Luís e Cláudia, confrontados por estas circunstâncias, procuraram mover-se no sentido de receber as pessoas que chegavam e eram impedidas de recomeçar as suas vidas por processos burocráticos e anos à espera do reconhecimento do seu pedido de asilo. Por ter recebido uma educação católica e ter uma relação próxima com os Jesuítas, Luís embarca em 2016 para Atenas com a JRS, lembrando a premissa com a qual cresceu: “ajudar o outro que precisa”. Desde os 13 anos que Cláudia faz voluntariado, vendo como um passo natural em 2016 ir “ajudar um bocadinho” no campo de pessoas refugiadas em Calais. Com um sentimento de solidariedade, Cláudia não pode deixar de pensar que “amanhã posso ser eu”, odiando que ela e a sua família fossem recebidos como segunda classe de cidadãos pela Europa. No processo de iniciar o voluntariado, ambos foram confrontados com o síndrome de salvador (ou white saviours syndrome), tendo de reajustar as suas expetativas, reconhecendo a importância de trabalho em armazém e de atividades lúdicas (ou cuidar da espera) (3, 4).
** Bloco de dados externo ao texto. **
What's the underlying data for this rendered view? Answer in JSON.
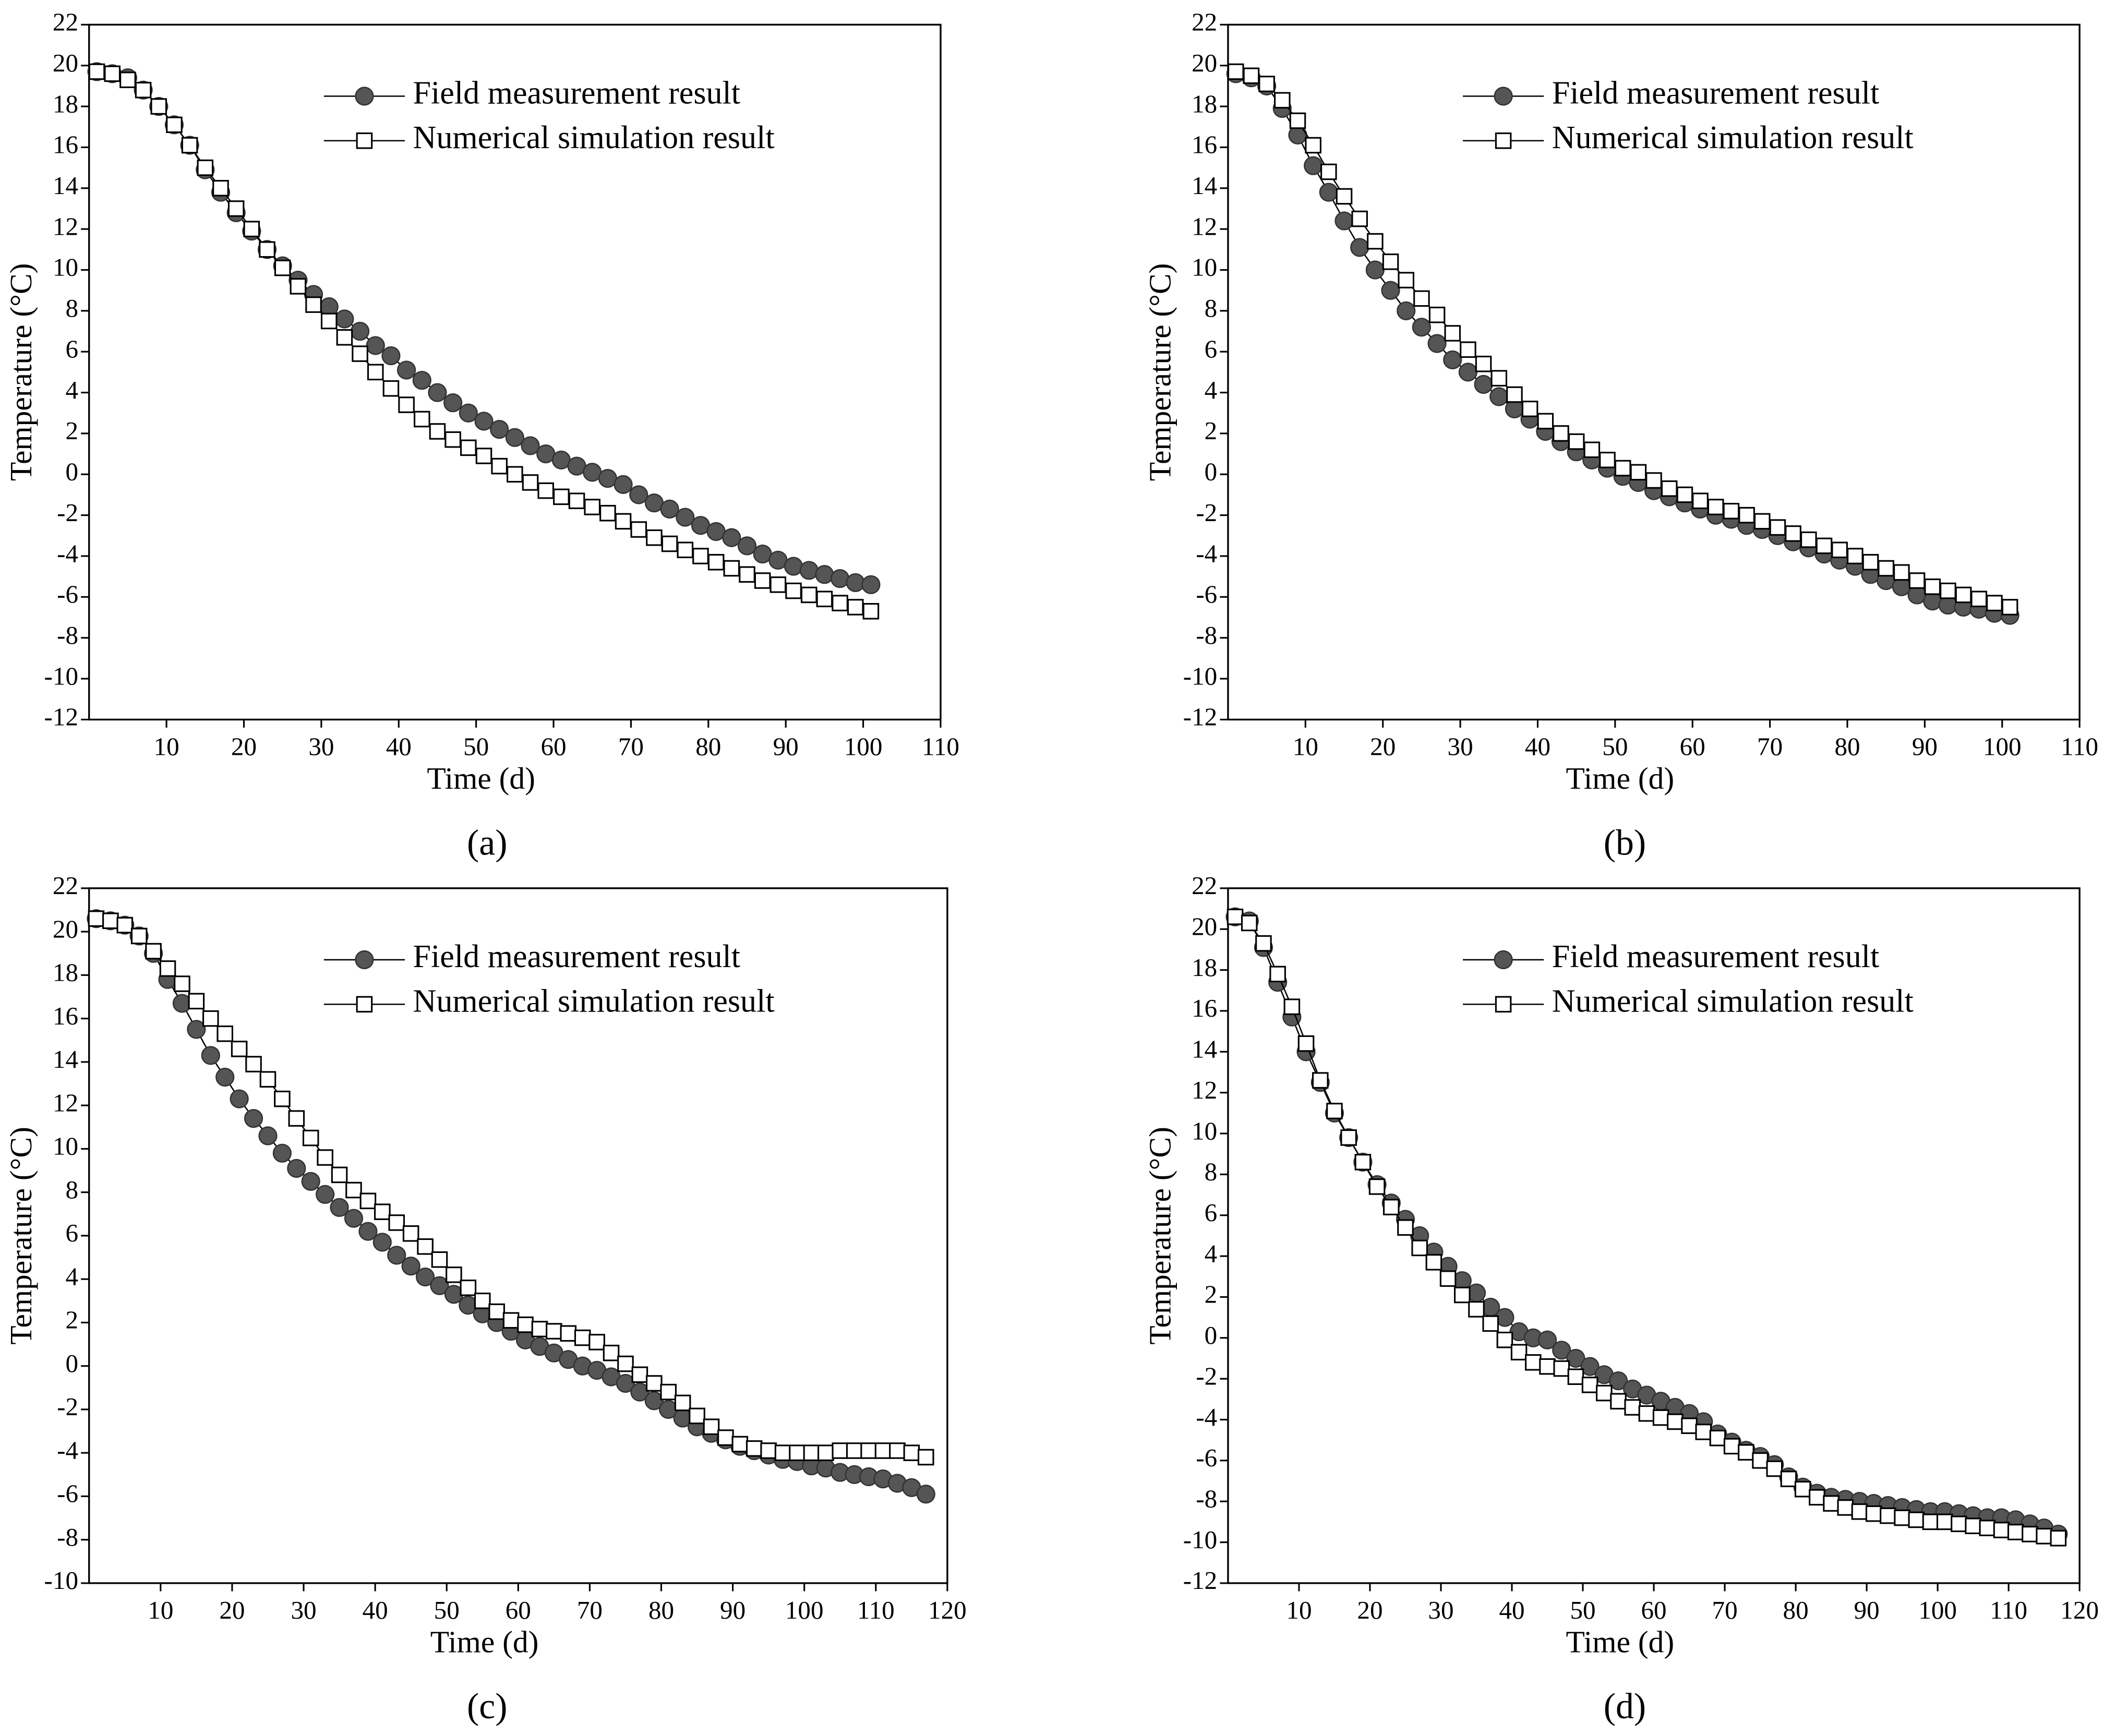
{
  "chart_data": [
    {
      "type": "line",
      "panel_label": "(a)",
      "xlabel": "Time (d)",
      "ylabel": "Temperature (°C)",
      "xlim": [
        0,
        110
      ],
      "xticks": [
        10,
        20,
        30,
        40,
        50,
        60,
        70,
        80,
        90,
        100,
        110
      ],
      "ylim": [
        -12,
        22
      ],
      "yticks": [
        -12,
        -10,
        -8,
        -6,
        -4,
        -2,
        0,
        2,
        4,
        6,
        8,
        10,
        12,
        14,
        16,
        18,
        20,
        22
      ],
      "x": [
        1,
        3,
        5,
        7,
        9,
        11,
        13,
        15,
        17,
        19,
        21,
        23,
        25,
        27,
        29,
        31,
        33,
        35,
        37,
        39,
        41,
        43,
        45,
        47,
        49,
        51,
        53,
        55,
        57,
        59,
        61,
        63,
        65,
        67,
        69,
        71,
        73,
        75,
        77,
        79,
        81,
        83,
        85,
        87,
        89,
        91,
        93,
        95,
        97,
        99,
        101
      ],
      "series": [
        {
          "name": "Field measurement result",
          "color": "#555555",
          "marker": "circle",
          "values": [
            19.7,
            19.6,
            19.4,
            18.8,
            18.0,
            17.1,
            16.1,
            14.9,
            13.8,
            12.8,
            11.9,
            11.0,
            10.2,
            9.5,
            8.8,
            8.2,
            7.6,
            7.0,
            6.3,
            5.8,
            5.1,
            4.6,
            4.0,
            3.5,
            3.0,
            2.6,
            2.2,
            1.8,
            1.4,
            1.0,
            0.7,
            0.4,
            0.1,
            -0.2,
            -0.5,
            -1.0,
            -1.4,
            -1.7,
            -2.1,
            -2.5,
            -2.8,
            -3.1,
            -3.5,
            -3.9,
            -4.2,
            -4.5,
            -4.7,
            -4.9,
            -5.1,
            -5.3,
            -5.4
          ]
        },
        {
          "name": "Numerical simulation result",
          "color": "#ffffff",
          "marker": "square",
          "values": [
            19.7,
            19.6,
            19.3,
            18.8,
            18.0,
            17.1,
            16.1,
            15.0,
            14.0,
            13.0,
            12.0,
            11.0,
            10.1,
            9.2,
            8.3,
            7.5,
            6.7,
            5.9,
            5.0,
            4.2,
            3.4,
            2.7,
            2.1,
            1.7,
            1.3,
            0.9,
            0.4,
            0.0,
            -0.4,
            -0.8,
            -1.1,
            -1.3,
            -1.6,
            -1.9,
            -2.3,
            -2.7,
            -3.1,
            -3.4,
            -3.7,
            -4.0,
            -4.3,
            -4.6,
            -4.9,
            -5.2,
            -5.4,
            -5.7,
            -5.9,
            -6.1,
            -6.3,
            -6.5,
            -6.7
          ]
        }
      ]
    },
    {
      "type": "line",
      "panel_label": "(b)",
      "xlabel": "Time (d)",
      "ylabel": "Temperature (°C)",
      "xlim": [
        0,
        110
      ],
      "xticks": [
        10,
        20,
        30,
        40,
        50,
        60,
        70,
        80,
        90,
        100,
        110
      ],
      "ylim": [
        -12,
        22
      ],
      "yticks": [
        -12,
        -10,
        -8,
        -6,
        -4,
        -2,
        0,
        2,
        4,
        6,
        8,
        10,
        12,
        14,
        16,
        18,
        20,
        22
      ],
      "x": [
        1,
        3,
        5,
        7,
        9,
        11,
        13,
        15,
        17,
        19,
        21,
        23,
        25,
        27,
        29,
        31,
        33,
        35,
        37,
        39,
        41,
        43,
        45,
        47,
        49,
        51,
        53,
        55,
        57,
        59,
        61,
        63,
        65,
        67,
        69,
        71,
        73,
        75,
        77,
        79,
        81,
        83,
        85,
        87,
        89,
        91,
        93,
        95,
        97,
        99,
        101
      ],
      "series": [
        {
          "name": "Field measurement result",
          "color": "#555555",
          "marker": "circle",
          "values": [
            19.6,
            19.4,
            19.0,
            17.9,
            16.6,
            15.1,
            13.8,
            12.4,
            11.1,
            10.0,
            9.0,
            8.0,
            7.2,
            6.4,
            5.6,
            5.0,
            4.4,
            3.8,
            3.2,
            2.7,
            2.1,
            1.6,
            1.1,
            0.7,
            0.3,
            -0.1,
            -0.4,
            -0.8,
            -1.1,
            -1.4,
            -1.7,
            -2.0,
            -2.2,
            -2.5,
            -2.7,
            -3.0,
            -3.3,
            -3.6,
            -3.9,
            -4.2,
            -4.5,
            -4.9,
            -5.2,
            -5.5,
            -5.9,
            -6.2,
            -6.4,
            -6.5,
            -6.6,
            -6.8,
            -6.9
          ]
        },
        {
          "name": "Numerical simulation result",
          "color": "#ffffff",
          "marker": "square",
          "values": [
            19.7,
            19.5,
            19.1,
            18.3,
            17.3,
            16.1,
            14.8,
            13.6,
            12.5,
            11.4,
            10.4,
            9.5,
            8.6,
            7.8,
            6.9,
            6.1,
            5.4,
            4.7,
            3.9,
            3.2,
            2.6,
            2.0,
            1.6,
            1.2,
            0.7,
            0.3,
            0.1,
            -0.3,
            -0.7,
            -1.0,
            -1.3,
            -1.6,
            -1.8,
            -2.0,
            -2.3,
            -2.6,
            -2.9,
            -3.2,
            -3.5,
            -3.7,
            -4.0,
            -4.3,
            -4.6,
            -4.8,
            -5.2,
            -5.5,
            -5.7,
            -5.9,
            -6.1,
            -6.3,
            -6.5
          ]
        }
      ]
    },
    {
      "type": "line",
      "panel_label": "(c)",
      "xlabel": "Time (d)",
      "ylabel": "Temperature (°C)",
      "xlim": [
        0,
        120
      ],
      "xticks": [
        10,
        20,
        30,
        40,
        50,
        60,
        70,
        80,
        90,
        100,
        110,
        120
      ],
      "ylim": [
        -10,
        22
      ],
      "yticks": [
        -10,
        -8,
        -6,
        -4,
        -2,
        0,
        2,
        4,
        6,
        8,
        10,
        12,
        14,
        16,
        18,
        20,
        22
      ],
      "x": [
        1,
        3,
        5,
        7,
        9,
        11,
        13,
        15,
        17,
        19,
        21,
        23,
        25,
        27,
        29,
        31,
        33,
        35,
        37,
        39,
        41,
        43,
        45,
        47,
        49,
        51,
        53,
        55,
        57,
        59,
        61,
        63,
        65,
        67,
        69,
        71,
        73,
        75,
        77,
        79,
        81,
        83,
        85,
        87,
        89,
        91,
        93,
        95,
        97,
        99,
        101,
        103,
        105,
        107,
        109,
        111,
        113,
        115,
        117
      ],
      "series": [
        {
          "name": "Field measurement result",
          "color": "#555555",
          "marker": "circle",
          "values": [
            20.6,
            20.5,
            20.3,
            19.8,
            19.0,
            17.8,
            16.7,
            15.5,
            14.3,
            13.3,
            12.3,
            11.4,
            10.6,
            9.8,
            9.1,
            8.5,
            7.9,
            7.3,
            6.8,
            6.2,
            5.7,
            5.1,
            4.6,
            4.1,
            3.7,
            3.3,
            2.8,
            2.4,
            2.0,
            1.6,
            1.2,
            0.9,
            0.6,
            0.3,
            0.0,
            -0.2,
            -0.5,
            -0.8,
            -1.2,
            -1.6,
            -2.0,
            -2.4,
            -2.8,
            -3.1,
            -3.4,
            -3.7,
            -3.9,
            -4.1,
            -4.3,
            -4.4,
            -4.6,
            -4.7,
            -4.9,
            -5.0,
            -5.1,
            -5.2,
            -5.4,
            -5.6,
            -5.9
          ]
        },
        {
          "name": "Numerical simulation result",
          "color": "#ffffff",
          "marker": "square",
          "values": [
            20.6,
            20.5,
            20.3,
            19.8,
            19.1,
            18.3,
            17.6,
            16.8,
            16.0,
            15.3,
            14.6,
            13.9,
            13.2,
            12.3,
            11.4,
            10.5,
            9.6,
            8.8,
            8.1,
            7.6,
            7.1,
            6.6,
            6.1,
            5.5,
            4.9,
            4.2,
            3.6,
            3.0,
            2.5,
            2.1,
            1.9,
            1.7,
            1.6,
            1.5,
            1.3,
            1.1,
            0.6,
            0.1,
            -0.4,
            -0.8,
            -1.2,
            -1.7,
            -2.3,
            -2.8,
            -3.3,
            -3.6,
            -3.8,
            -3.9,
            -4.0,
            -4.0,
            -4.0,
            -4.0,
            -3.9,
            -3.9,
            -3.9,
            -3.9,
            -3.9,
            -4.0,
            -4.2
          ]
        }
      ]
    },
    {
      "type": "line",
      "panel_label": "(d)",
      "xlabel": "Time (d)",
      "ylabel": "Temperature (°C)",
      "xlim": [
        0,
        120
      ],
      "xticks": [
        10,
        20,
        30,
        40,
        50,
        60,
        70,
        80,
        90,
        100,
        110,
        120
      ],
      "ylim": [
        -12,
        22
      ],
      "yticks": [
        -12,
        -10,
        -8,
        -6,
        -4,
        -2,
        0,
        2,
        4,
        6,
        8,
        10,
        12,
        14,
        16,
        18,
        20,
        22
      ],
      "x": [
        1,
        3,
        5,
        7,
        9,
        11,
        13,
        15,
        17,
        19,
        21,
        23,
        25,
        27,
        29,
        31,
        33,
        35,
        37,
        39,
        41,
        43,
        45,
        47,
        49,
        51,
        53,
        55,
        57,
        59,
        61,
        63,
        65,
        67,
        69,
        71,
        73,
        75,
        77,
        79,
        81,
        83,
        85,
        87,
        89,
        91,
        93,
        95,
        97,
        99,
        101,
        103,
        105,
        107,
        109,
        111,
        113,
        115,
        117
      ],
      "series": [
        {
          "name": "Field measurement result",
          "color": "#555555",
          "marker": "circle",
          "values": [
            20.6,
            20.4,
            19.1,
            17.4,
            15.7,
            14.0,
            12.5,
            11.0,
            9.8,
            8.6,
            7.5,
            6.6,
            5.8,
            5.0,
            4.2,
            3.5,
            2.8,
            2.2,
            1.5,
            1.0,
            0.3,
            0.0,
            -0.1,
            -0.6,
            -1.0,
            -1.4,
            -1.8,
            -2.1,
            -2.5,
            -2.8,
            -3.1,
            -3.4,
            -3.7,
            -4.1,
            -4.7,
            -5.1,
            -5.5,
            -5.8,
            -6.2,
            -6.8,
            -7.3,
            -7.6,
            -7.8,
            -7.9,
            -8.0,
            -8.1,
            -8.2,
            -8.3,
            -8.4,
            -8.5,
            -8.5,
            -8.6,
            -8.7,
            -8.8,
            -8.8,
            -8.9,
            -9.1,
            -9.3,
            -9.6
          ]
        },
        {
          "name": "Numerical simulation result",
          "color": "#ffffff",
          "marker": "square",
          "values": [
            20.6,
            20.3,
            19.3,
            17.8,
            16.2,
            14.4,
            12.6,
            11.1,
            9.8,
            8.6,
            7.4,
            6.4,
            5.4,
            4.4,
            3.7,
            2.9,
            2.1,
            1.4,
            0.7,
            -0.1,
            -0.7,
            -1.2,
            -1.4,
            -1.5,
            -1.9,
            -2.3,
            -2.7,
            -3.1,
            -3.4,
            -3.7,
            -3.9,
            -4.1,
            -4.3,
            -4.6,
            -4.9,
            -5.3,
            -5.6,
            -6.0,
            -6.4,
            -6.9,
            -7.4,
            -7.8,
            -8.1,
            -8.3,
            -8.5,
            -8.6,
            -8.7,
            -8.8,
            -8.9,
            -9.0,
            -9.0,
            -9.1,
            -9.2,
            -9.3,
            -9.4,
            -9.5,
            -9.6,
            -9.7,
            -9.8
          ]
        }
      ]
    }
  ]
}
Iniciando atividades de voluntariado em Samos em 2018, Nima reconhece que a sua primeira motivação era preencher o seu dia enquanto esperava que o seu pedido de asilo fosse processado e reconhecido. Como ativista no Irão, sempre teve a vontade de ajudar e este caso não foi diferente. Além disso, ao ver pessoas de todo o mundo a virem para Samos apoiar as pessoas refugiadas, sentiu uma responsabilidade de contribuir também. A voluntariar, contrariamente às suas expetativas, percebeu que existiam diferenças sistemáticas entre os voluntários europeus e não europeus, que se fizeram sentir nas pequenas e grandes coisas (5).
“Cuidar da espera”
Luís Palha refere que a base do seu trabalho em Atenas era o “cuidar da espera”. Após o fecho das fronteiras na Europa, milhares de pessoas ficaram presas na Grécia à espera da resolução de um procedimento altamente burocrático: o reconhecimento do seu pedido de asilo. Luís descreve a angústia das pessoas porque “[n]a chegada a um novo país vêm-se presos nele, à espera que lhes seja dado um documento, que demora muito tempo a ser processado, e só com esse documento é que lhes é permitido trabalhar de uma forma legal”. Assim, o trabalho da JRS neste centro de acolhimento em Atenas era o de cuidar desta demorada espera. Por um lado, não existia nada que Luís e a sua equipa pudessem fazer para remover as pessoas desta situação. Por outro lado, “[n]este cuidado diário dos refugiados existe sempre algo que se pode fazer […]”.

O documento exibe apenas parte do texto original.